添付文書(薬の説明書)ではソフトコンタクトレンズのみ併用不可と記載されていても、メーカーではハードも含め併用不可と記載されているものもあることが分かります。これは、コンタクトに吸着するか否かという観点と、病気の治療という観点で評価が異なるためと推測されます。
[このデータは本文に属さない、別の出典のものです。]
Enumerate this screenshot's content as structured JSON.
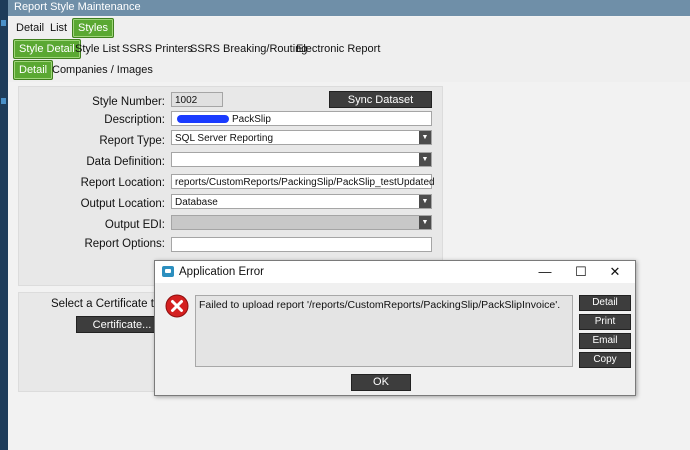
{
  "window": {
    "title": "Report Style Maintenance"
  },
  "top_tabs": [
    "Detail",
    "List",
    "Styles"
  ],
  "sub_tabs": [
    "Style Detail",
    "Style List",
    "SSRS Printers",
    "SSRS Breaking/Routing",
    "Electronic Report"
  ],
  "detail_tabs": [
    "Detail",
    "Companies / Images"
  ],
  "form": {
    "style_number_label": "Style Number:",
    "style_number_value": "1002",
    "sync_button": "Sync Dataset",
    "description_label": "Description:",
    "description_value": "PackSlip",
    "report_type_label": "Report Type:",
    "report_type_value": "SQL Server Reporting",
    "data_definition_label": "Data Definition:",
    "data_definition_value": "",
    "report_location_label": "Report Location:",
    "report_location_value": "reports/CustomReports/PackingSlip/PackSlip_testUpdated",
    "output_location_label": "Output Location:",
    "output_location_value": "Database",
    "output_edi_label": "Output EDI:",
    "output_edi_value": "",
    "report_options_label": "Report Options:",
    "report_options_value": ""
  },
  "certificate": {
    "label": "Select a Certificate to sig",
    "button": "Certificate..."
  },
  "dialog": {
    "title": "Application Error",
    "message": "Failed to upload report '/reports/CustomReports/PackingSlip/PackSlipInvoice'.",
    "buttons": [
      "Detail",
      "Print",
      "Email",
      "Copy"
    ],
    "ok": "OK",
    "controls": {
      "minimize": "—",
      "maximize": "☐",
      "close": "✕"
    }
  },
  "colors": {
    "tab_active": "#5aa832",
    "titlebar": "#6f8fa8",
    "error_icon": "#d42020"
  }
}
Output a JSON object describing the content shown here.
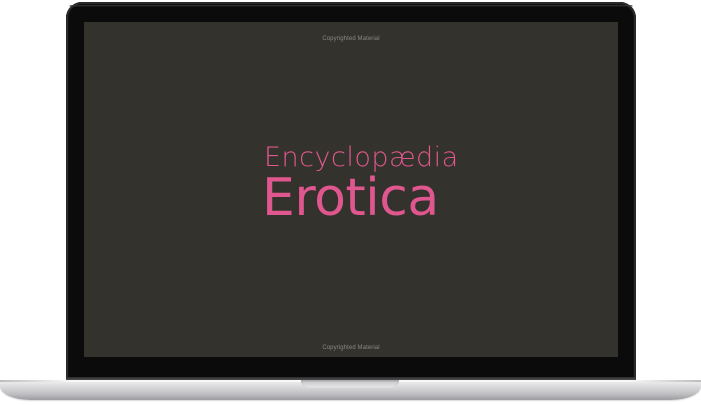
{
  "device": {
    "type": "laptop",
    "bezel_color": "#0b0b0b",
    "body_color": "#d9d9db"
  },
  "screen": {
    "background_color": "#33322c",
    "watermark_top": "Copyrighted Material",
    "watermark_bottom": "Copyrighted Material",
    "title_line1": "Encyclopædia",
    "title_line2": "Erotica",
    "title_color": "#e0578f"
  }
}
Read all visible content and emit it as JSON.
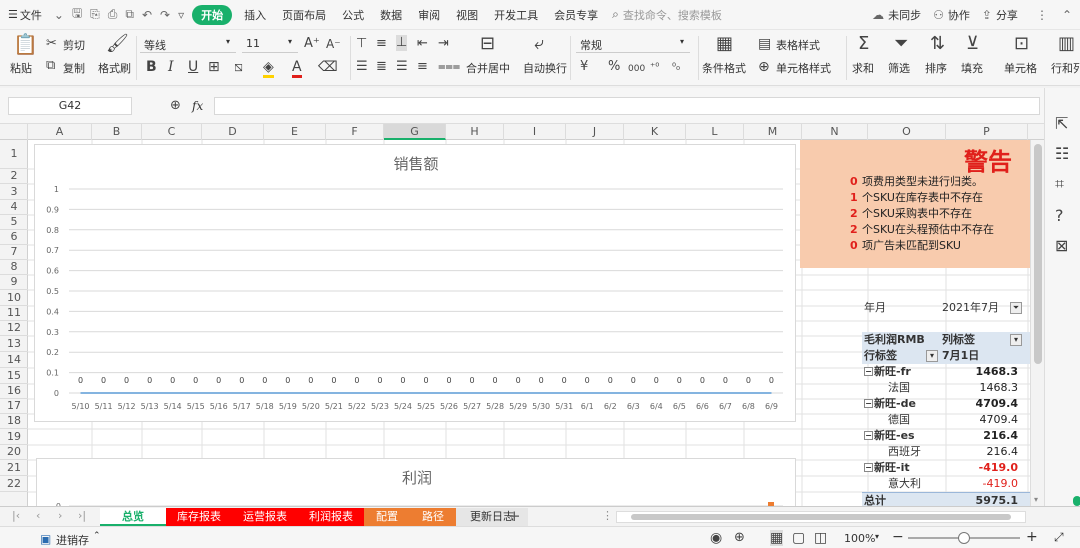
{
  "menu": {
    "file": "文件",
    "tabs": [
      "开始",
      "插入",
      "页面布局",
      "公式",
      "数据",
      "审阅",
      "视图",
      "开发工具",
      "会员专享"
    ],
    "search": "查找命令、搜索模板",
    "unsync": "未同步",
    "collab": "协作",
    "share": "分享"
  },
  "ribbon": {
    "paste": "粘贴",
    "cut": "剪切",
    "copy": "复制",
    "format_painter": "格式刷",
    "font": "等线",
    "size": "11",
    "merge": "合并居中",
    "wrap": "自动换行",
    "number_format": "常规",
    "cond_format": "条件格式",
    "table_style": "表格样式",
    "cell_style": "单元格样式",
    "sum": "求和",
    "filter": "筛选",
    "sort": "排序",
    "fill": "填充",
    "cell": "单元格",
    "row_col": "行和列",
    "bold": "B",
    "italic": "I",
    "underline": "U",
    "percent": "%",
    "thousands": "000"
  },
  "formula_bar": {
    "name_box": "G42",
    "fx": "fx",
    "value": ""
  },
  "columns": [
    "A",
    "B",
    "C",
    "D",
    "E",
    "F",
    "G",
    "H",
    "I",
    "J",
    "K",
    "L",
    "M",
    "N",
    "O",
    "P"
  ],
  "rows": [
    "1",
    "2",
    "3",
    "4",
    "5",
    "6",
    "7",
    "8",
    "9",
    "10",
    "11",
    "12",
    "13",
    "14",
    "15",
    "16",
    "17",
    "18",
    "19",
    "20",
    "21",
    "22"
  ],
  "chart_data": [
    {
      "type": "line",
      "title": "销售额",
      "categories": [
        "5/10",
        "5/11",
        "5/12",
        "5/13",
        "5/14",
        "5/15",
        "5/16",
        "5/17",
        "5/18",
        "5/19",
        "5/20",
        "5/21",
        "5/22",
        "5/23",
        "5/24",
        "5/25",
        "5/26",
        "5/27",
        "5/28",
        "5/29",
        "5/30",
        "5/31",
        "6/1",
        "6/2",
        "6/3",
        "6/4",
        "6/5",
        "6/6",
        "6/7",
        "6/8",
        "6/9"
      ],
      "values": [
        0,
        0,
        0,
        0,
        0,
        0,
        0,
        0,
        0,
        0,
        0,
        0,
        0,
        0,
        0,
        0,
        0,
        0,
        0,
        0,
        0,
        0,
        0,
        0,
        0,
        0,
        0,
        0,
        0,
        0,
        0
      ],
      "yticks": [
        "1",
        "0.9",
        "0.8",
        "0.7",
        "0.6",
        "0.5",
        "0.4",
        "0.3",
        "0.2",
        "0.1",
        "0"
      ],
      "ylim": [
        0,
        1
      ]
    },
    {
      "type": "line",
      "title": "利润",
      "yticks": [
        "0"
      ]
    }
  ],
  "warning": {
    "title": "警告",
    "items": [
      {
        "count": "0",
        "text": "项费用类型未进行归类。"
      },
      {
        "count": "1",
        "text": "个SKU在库存表中不存在"
      },
      {
        "count": "2",
        "text": "个SKU采购表中不存在"
      },
      {
        "count": "2",
        "text": "个SKU在头程预估中不存在"
      },
      {
        "count": "0",
        "text": "项广告未匹配到SKU"
      }
    ],
    "title_color": "#e0201b",
    "count_color": "#e0201b",
    "bg": "#f8cbad"
  },
  "pivot": {
    "filter_label": "年月",
    "filter_value": "2021年7月",
    "measure": "毛利润RMB",
    "col_label": "列标签",
    "row_label": "行标签",
    "col_value": "7月1日",
    "rows": [
      {
        "label": "新旺-fr",
        "value": "1468.3",
        "group": true
      },
      {
        "label": "法国",
        "value": "1468.3",
        "group": false
      },
      {
        "label": "新旺-de",
        "value": "4709.4",
        "group": true
      },
      {
        "label": "德国",
        "value": "4709.4",
        "group": false
      },
      {
        "label": "新旺-es",
        "value": "216.4",
        "group": true
      },
      {
        "label": "西班牙",
        "value": "216.4",
        "group": false
      },
      {
        "label": "新旺-it",
        "value": "-419.0",
        "group": true,
        "negative": true
      },
      {
        "label": "意大利",
        "value": "-419.0",
        "group": false,
        "negative": true
      }
    ],
    "total_label": "总计",
    "total_value": "5975.1"
  },
  "sheets": [
    {
      "name": "总览",
      "active": true,
      "bg": "#ffffff",
      "fg": "#19b06b"
    },
    {
      "name": "库存报表",
      "bg": "#ff0000",
      "fg": "#ffffff"
    },
    {
      "name": "运营报表",
      "bg": "#ff0000",
      "fg": "#ffffff"
    },
    {
      "name": "利润报表",
      "bg": "#ff0000",
      "fg": "#ffffff"
    },
    {
      "name": "配置",
      "bg": "#ed7d31",
      "fg": "#ffffff"
    },
    {
      "name": "路径",
      "bg": "#ed7d31",
      "fg": "#ffffff"
    },
    {
      "name": "更新日志",
      "bg": "#e6e6e6",
      "fg": "#333333"
    }
  ],
  "status": {
    "macro": "进销存",
    "zoom": "100%"
  }
}
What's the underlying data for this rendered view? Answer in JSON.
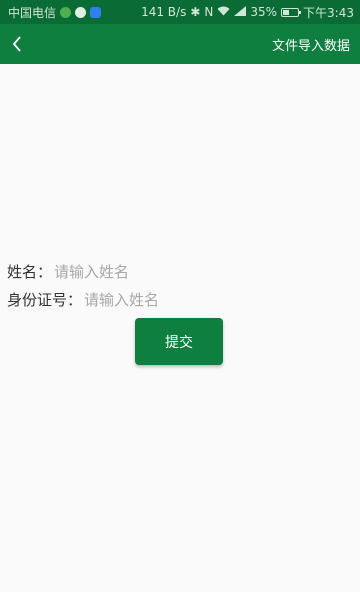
{
  "status_bar": {
    "carrier": "中国电信",
    "net_speed": "141 B/s",
    "battery": "35%",
    "time": "下午3:43"
  },
  "app_bar": {
    "title": "文件导入数据"
  },
  "form": {
    "name_label": "姓名：",
    "name_placeholder": "请输入姓名",
    "id_label": "身份证号：",
    "id_placeholder": "请输入姓名",
    "submit_label": "提交"
  },
  "colors": {
    "primary": "#0e7f3e",
    "status_bar": "#0b6b34",
    "background": "#fafafa"
  }
}
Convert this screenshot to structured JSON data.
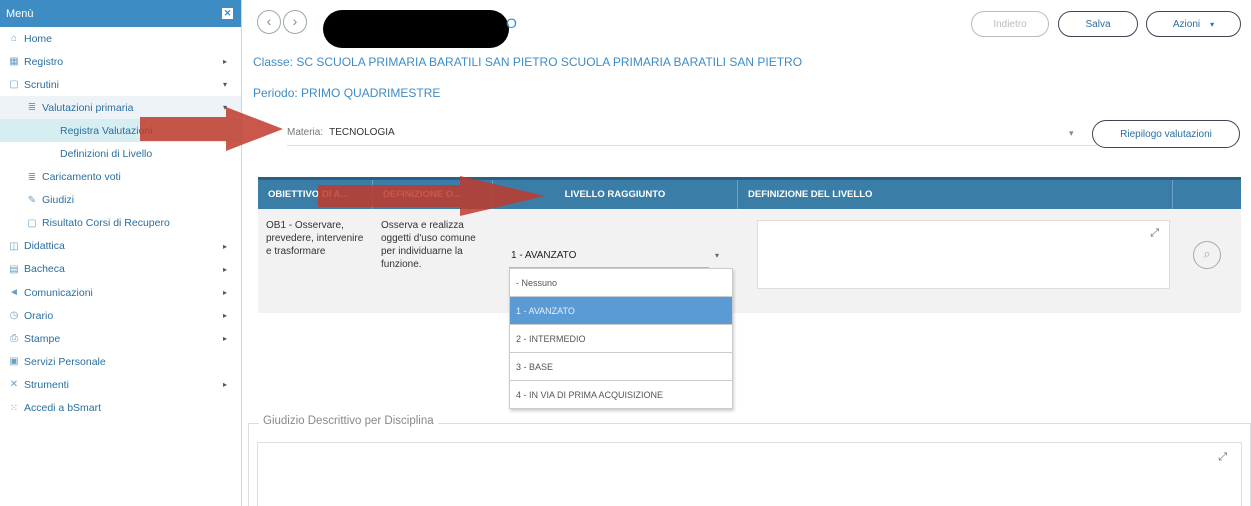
{
  "sidebar": {
    "header": "Menù",
    "items": [
      {
        "label": "Home",
        "icon": "home-icon",
        "glyph": "⌂",
        "arrow": ""
      },
      {
        "label": "Registro",
        "icon": "calendar-icon",
        "glyph": "▦",
        "arrow": "▸"
      },
      {
        "label": "Scrutini",
        "icon": "document-icon",
        "glyph": "▢",
        "arrow": "▾"
      },
      {
        "label": "Valutazioni primaria",
        "icon": "list-icon",
        "glyph": "≣",
        "arrow": "▾"
      },
      {
        "label": "Registra Valutazioni",
        "icon": "",
        "glyph": "",
        "arrow": ""
      },
      {
        "label": "Definizioni di Livello",
        "icon": "",
        "glyph": "",
        "arrow": ""
      },
      {
        "label": "Caricamento voti",
        "icon": "list-icon",
        "glyph": "≣",
        "arrow": ""
      },
      {
        "label": "Giudizi",
        "icon": "edit-icon",
        "glyph": "✎",
        "arrow": ""
      },
      {
        "label": "Risultato Corsi di Recupero",
        "icon": "document-icon",
        "glyph": "▢",
        "arrow": ""
      },
      {
        "label": "Didattica",
        "icon": "book-icon",
        "glyph": "◫",
        "arrow": "▸"
      },
      {
        "label": "Bacheca",
        "icon": "board-icon",
        "glyph": "▤",
        "arrow": "▸"
      },
      {
        "label": "Comunicazioni",
        "icon": "megaphone-icon",
        "glyph": "◄",
        "arrow": "▸"
      },
      {
        "label": "Orario",
        "icon": "clock-icon",
        "glyph": "◷",
        "arrow": "▸"
      },
      {
        "label": "Stampe",
        "icon": "print-icon",
        "glyph": "⎙",
        "arrow": "▸"
      },
      {
        "label": "Servizi Personale",
        "icon": "briefcase-icon",
        "glyph": "▣",
        "arrow": ""
      },
      {
        "label": "Strumenti",
        "icon": "tools-icon",
        "glyph": "✕",
        "arrow": "▸"
      },
      {
        "label": "Accedi a bSmart",
        "icon": "grid-icon",
        "glyph": "⁙",
        "arrow": ""
      }
    ]
  },
  "topbar": {
    "title_tail": "O",
    "back_label": "Indietro",
    "save_label": "Salva",
    "actions_label": "Azioni"
  },
  "info": {
    "classe": "Classe: SC SCUOLA PRIMARIA BARATILI SAN PIETRO SCUOLA PRIMARIA BARATILI SAN PIETRO",
    "periodo": "Periodo: PRIMO QUADRIMESTRE"
  },
  "materia": {
    "label": "Materia:",
    "value": "TECNOLOGIA",
    "riepilogo_label": "Riepilogo valutazioni"
  },
  "table": {
    "headers": [
      "OBIETTIVO DI A...",
      "DEFINIZIONE O...",
      "LIVELLO RAGGIUNTO",
      "DEFINIZIONE DEL LIVELLO",
      ""
    ],
    "row": {
      "obiettivo": "OB1 - Osservare, prevedere, intervenire e trasformare",
      "definizione": "Osserva e realizza oggetti d'uso comune per individuarne la funzione.",
      "livello": "1 - AVANZATO"
    }
  },
  "dropdown": {
    "options": [
      "- Nessuno",
      "1 - AVANZATO",
      "2 - INTERMEDIO",
      "3 - BASE",
      "4 - IN VIA DI PRIMA ACQUISIZIONE"
    ],
    "selected_index": 1
  },
  "giudizio": {
    "legend": "Giudizio Descrittivo per Disciplina"
  },
  "colors": {
    "accent": "#3e8cc4",
    "table_header": "#3a7ea8",
    "arrow_red": "#c0392b",
    "selected_option": "#5b9bd5"
  }
}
コンタクトを外したほうが良い理由は、防腐剤の吸着以外にも薬の吸収性の問題もあるため、薬の効果を正しく発揮させるには外して点眼した方がよいと考えられます。
結論
基本的にはコンタクトを外して点眼する。
理由:薬の吸収に影響が出ないとは限らないから
結膜炎やものもらいなど病気の時はコンタクトは中止する。
理由:コンタクトをすること自体が目の病気を治りにくくするため
花粉症やドライアイなど症状の予防または軽症の場合はコンタクトの上からでも可能。ただし、ベンザルコニウム含有の目薬はコンタクトを外して点眼する。
理由:コンタクトにベンザルコニウムが吸着するため
まとめ
目薬がコンタクトに影響を与えるかではなく、コンタクトをする事が病気にどんな影響があるかを考えることが大切です。仮にコンタクトをして良い目薬だったとしても、外したほうが早く治るのなら、外すべきだと私は思います。
コンタクトの使用可否について不安な時は、ぜひ薬剤師に相談して下さい。よりよい薬の使い方を一緒に考えましょう。